Fuzzy Matching
Synopsis
Is operator allows you to merge two data sets in a fuzzy way based on two nominal attributes. This means it matches examples which are not necessarily equal, but similar.
Description
The operator takes one attribute from the left side example set and one from the right example set to match rows. If you want to perform a multi-attribute match, please check the Cross Distance operator.
Between the two chosen attribute we calculates a similarity. The operator merges the k most similar examples from both sides. If there are colliding attributes _from_ES2 is appended, as done by the Join operator.
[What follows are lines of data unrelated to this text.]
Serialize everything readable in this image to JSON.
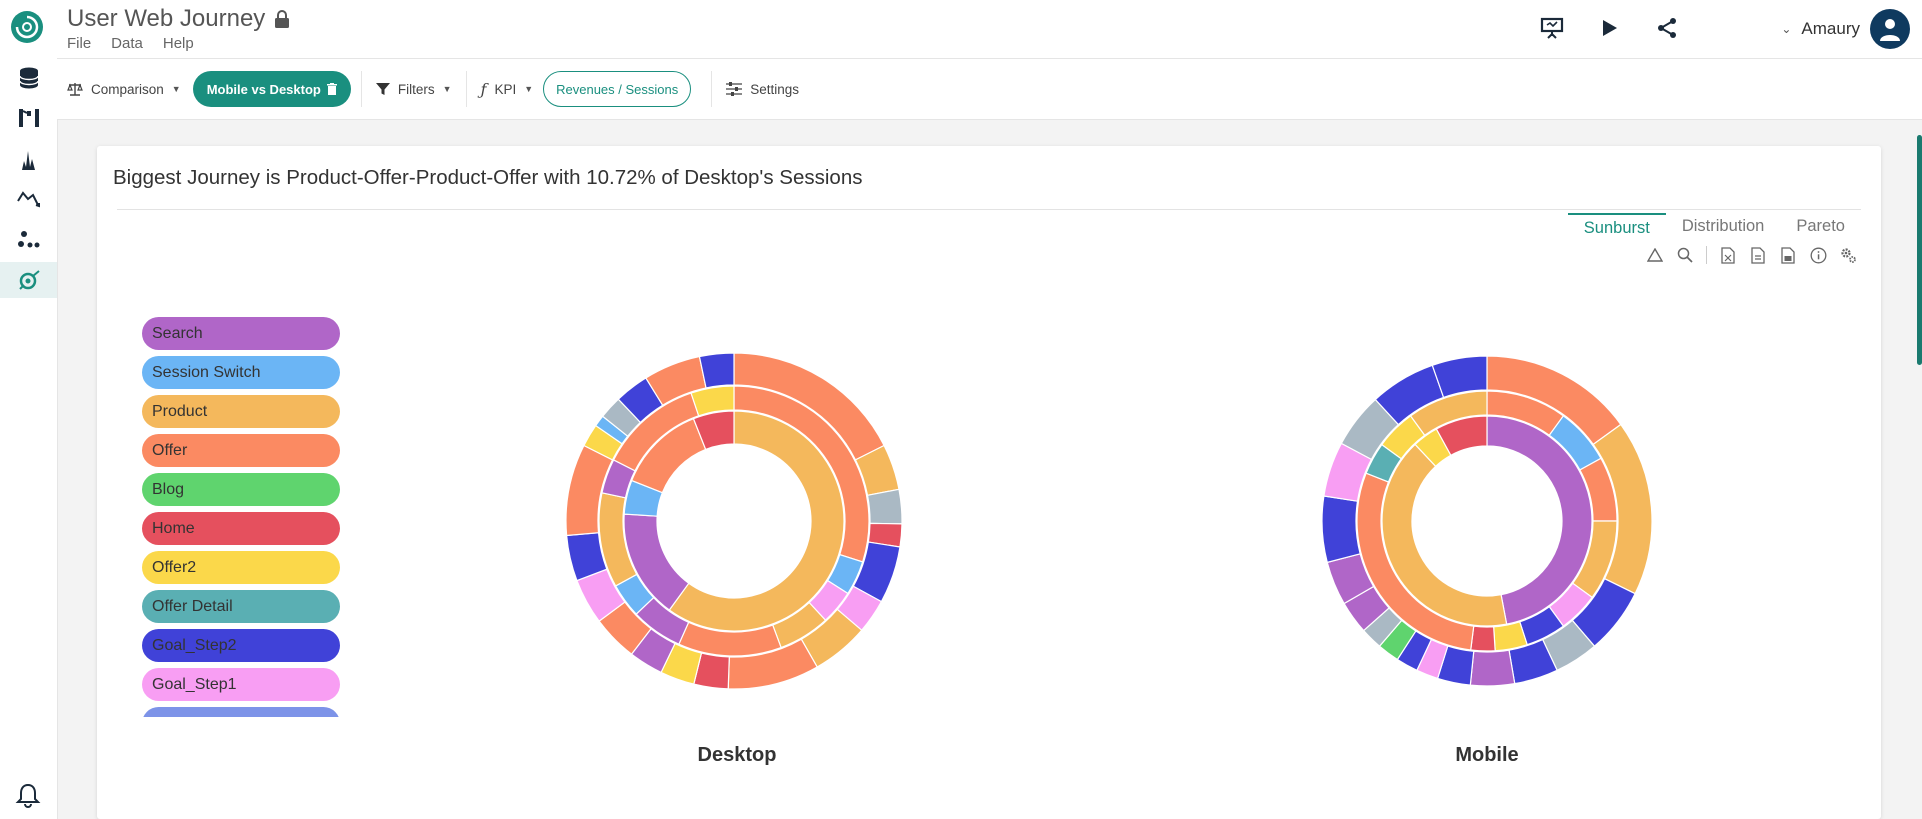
{
  "header": {
    "title": "User Web Journey",
    "menu": [
      "File",
      "Data",
      "Help"
    ],
    "user_name": "Amaury"
  },
  "toolbar": {
    "comparison_label": "Comparison",
    "comparison_value": "Mobile vs Desktop",
    "filters_label": "Filters",
    "kpi_label": "KPI",
    "kpi_value": "Revenues / Sessions",
    "settings_label": "Settings"
  },
  "card": {
    "title": "Biggest Journey is Product-Offer-Product-Offer with 10.72% of Desktop's Sessions",
    "tabs": [
      "Sunburst",
      "Distribution",
      "Pareto"
    ],
    "active_tab": "Sunburst"
  },
  "legend": [
    {
      "label": "Search",
      "color": "#b066c8"
    },
    {
      "label": "Session Switch",
      "color": "#6bb5f5"
    },
    {
      "label": "Product",
      "color": "#f4b85c"
    },
    {
      "label": "Offer",
      "color": "#fb8a62"
    },
    {
      "label": "Blog",
      "color": "#5fd46e"
    },
    {
      "label": "Home",
      "color": "#e5505e"
    },
    {
      "label": "Offer2",
      "color": "#fbd84a"
    },
    {
      "label": "Offer Detail",
      "color": "#5aafb3"
    },
    {
      "label": "Goal_Step2",
      "color": "#4042d8"
    },
    {
      "label": "Goal_Step1",
      "color": "#f89ef3"
    },
    {
      "label": "",
      "color": "#7d93e8"
    }
  ],
  "chart_data": [
    {
      "type": "sunburst",
      "title": "Desktop",
      "rings": [
        [
          {
            "label": "Product",
            "share": 0.6,
            "color": "#f4b85c"
          },
          {
            "label": "Search",
            "share": 0.16,
            "color": "#b066c8"
          },
          {
            "label": "Session Switch",
            "share": 0.05,
            "color": "#6bb5f5"
          },
          {
            "label": "Offer",
            "share": 0.13,
            "color": "#fb8a62"
          },
          {
            "label": "Home",
            "share": 0.06,
            "color": "#e5505e"
          }
        ],
        [
          {
            "label": "Offer",
            "share": 0.29,
            "color": "#fb8a62"
          },
          {
            "label": "Session Switch",
            "share": 0.04,
            "color": "#6bb5f5"
          },
          {
            "label": "Goal_Step1",
            "share": 0.04,
            "color": "#f89ef3"
          },
          {
            "label": "Product",
            "share": 0.06,
            "color": "#f4b85c"
          },
          {
            "label": "Offer",
            "share": 0.12,
            "color": "#fb8a62"
          },
          {
            "label": "Search",
            "share": 0.06,
            "color": "#b066c8"
          },
          {
            "label": "Session Switch",
            "share": 0.04,
            "color": "#6bb5f5"
          },
          {
            "label": "Product",
            "share": 0.11,
            "color": "#f4b85c"
          },
          {
            "label": "Search",
            "share": 0.04,
            "color": "#b066c8"
          },
          {
            "label": "Offer",
            "share": 0.12,
            "color": "#fb8a62"
          },
          {
            "label": "Offer2",
            "share": 0.05,
            "color": "#fbd84a"
          }
        ],
        [
          {
            "label": "Offer",
            "share": 0.16,
            "color": "#fb8a62"
          },
          {
            "label": "Product",
            "share": 0.04,
            "color": "#f4b85c"
          },
          {
            "label": "Offer Detail",
            "share": 0.03,
            "color": "#aab9c4"
          },
          {
            "label": "Home",
            "share": 0.02,
            "color": "#e5505e"
          },
          {
            "label": "Goal_Step2",
            "share": 0.05,
            "color": "#4042d8"
          },
          {
            "label": "Goal_Step1",
            "share": 0.03,
            "color": "#f89ef3"
          },
          {
            "label": "Product",
            "share": 0.05,
            "color": "#f4b85c"
          },
          {
            "label": "Offer",
            "share": 0.08,
            "color": "#fb8a62"
          },
          {
            "label": "Home",
            "share": 0.03,
            "color": "#e5505e"
          },
          {
            "label": "Offer2",
            "share": 0.03,
            "color": "#fbd84a"
          },
          {
            "label": "Search",
            "share": 0.03,
            "color": "#b066c8"
          },
          {
            "label": "Offer",
            "share": 0.04,
            "color": "#fb8a62"
          },
          {
            "label": "Goal_Step1",
            "share": 0.04,
            "color": "#f89ef3"
          },
          {
            "label": "Goal_Step2",
            "share": 0.04,
            "color": "#4042d8"
          },
          {
            "label": "Offer",
            "share": 0.08,
            "color": "#fb8a62"
          },
          {
            "label": "Offer2",
            "share": 0.02,
            "color": "#fbd84a"
          },
          {
            "label": "Session Switch",
            "share": 0.01,
            "color": "#6bb5f5"
          },
          {
            "label": "Offer Detail",
            "share": 0.02,
            "color": "#aab9c4"
          },
          {
            "label": "Goal_Step2",
            "share": 0.03,
            "color": "#4042d8"
          },
          {
            "label": "Offer",
            "share": 0.05,
            "color": "#fb8a62"
          },
          {
            "label": "Goal_Step2",
            "share": 0.03,
            "color": "#4042d8"
          }
        ]
      ]
    },
    {
      "type": "sunburst",
      "title": "Mobile",
      "rings": [
        [
          {
            "label": "Search",
            "share": 0.47,
            "color": "#b066c8"
          },
          {
            "label": "Product",
            "share": 0.41,
            "color": "#f4b85c"
          },
          {
            "label": "Offer2",
            "share": 0.04,
            "color": "#fbd84a"
          },
          {
            "label": "Home",
            "share": 0.08,
            "color": "#e5505e"
          }
        ],
        [
          {
            "label": "Offer",
            "share": 0.1,
            "color": "#fb8a62"
          },
          {
            "label": "Session Switch",
            "share": 0.07,
            "color": "#6bb5f5"
          },
          {
            "label": "Offer",
            "share": 0.08,
            "color": "#fb8a62"
          },
          {
            "label": "Product",
            "share": 0.1,
            "color": "#f4b85c"
          },
          {
            "label": "Goal_Step1",
            "share": 0.05,
            "color": "#f89ef3"
          },
          {
            "label": "Goal_Step2",
            "share": 0.05,
            "color": "#4042d8"
          },
          {
            "label": "Offer2",
            "share": 0.04,
            "color": "#fbd84a"
          },
          {
            "label": "Home",
            "share": 0.03,
            "color": "#e5505e"
          },
          {
            "label": "Offer",
            "share": 0.29,
            "color": "#fb8a62"
          },
          {
            "label": "Offer Detail",
            "share": 0.04,
            "color": "#5aafb3"
          },
          {
            "label": "Offer2",
            "share": 0.05,
            "color": "#fbd84a"
          },
          {
            "label": "Product",
            "share": 0.1,
            "color": "#f4b85c"
          }
        ],
        [
          {
            "label": "Offer",
            "share": 0.14,
            "color": "#fb8a62"
          },
          {
            "label": "Product",
            "share": 0.16,
            "color": "#f4b85c"
          },
          {
            "label": "Goal_Step2",
            "share": 0.06,
            "color": "#4042d8"
          },
          {
            "label": "Offer Detail",
            "share": 0.04,
            "color": "#aab9c4"
          },
          {
            "label": "Goal_Step2",
            "share": 0.04,
            "color": "#4042d8"
          },
          {
            "label": "Search",
            "share": 0.04,
            "color": "#b066c8"
          },
          {
            "label": "Goal_Step2",
            "share": 0.03,
            "color": "#4042d8"
          },
          {
            "label": "Goal_Step1",
            "share": 0.02,
            "color": "#f89ef3"
          },
          {
            "label": "Goal_Step2",
            "share": 0.02,
            "color": "#4042d8"
          },
          {
            "label": "Blog",
            "share": 0.02,
            "color": "#5fd46e"
          },
          {
            "label": "Offer Detail",
            "share": 0.02,
            "color": "#aab9c4"
          },
          {
            "label": "Search",
            "share": 0.03,
            "color": "#b066c8"
          },
          {
            "label": "Search",
            "share": 0.04,
            "color": "#b066c8"
          },
          {
            "label": "Goal_Step2",
            "share": 0.06,
            "color": "#4042d8"
          },
          {
            "label": "Goal_Step1",
            "share": 0.05,
            "color": "#f89ef3"
          },
          {
            "label": "Offer Detail",
            "share": 0.05,
            "color": "#aab9c4"
          },
          {
            "label": "Goal_Step2",
            "share": 0.06,
            "color": "#4042d8"
          },
          {
            "label": "Goal_Step2",
            "share": 0.05,
            "color": "#4042d8"
          }
        ]
      ]
    }
  ]
}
The similarity method can be defined using the 'distance measure' parameter. Currently all similarity measures are Levenshtein distance based. Levenshtein distance is using the number of changes you need to do to get from one string to the other to define a distance. The used distance measures are taken from the fuzzywuzzy library. For a detailed explanation of the different options, please see: https://chairnerd.seatgeek.com/fuzzywuzzy-fuzzy-string-matching-in-python/
Input
left
The first example set used for matching.
right
The second example set used for matching.
Output
matched
The merged example set. This contains the union of both attributes from the left and the right side. If there are colliding attributes a "_from_ES2" is added to the right hand side's attribute. For each row of the left side we have up to "number_of_matches" rows with the closest match in the resulting table.
Parameters
Left side attribute
The attribute of the left hand side example set which should be used for merging.
Right side attribute
The attribute of the left hand side example set which should be used for merging.
Number of matches
Defines the maximum amount matches you want to find for each left hand side example.
Similarity measure
Similarity measure which should be used to determine a match.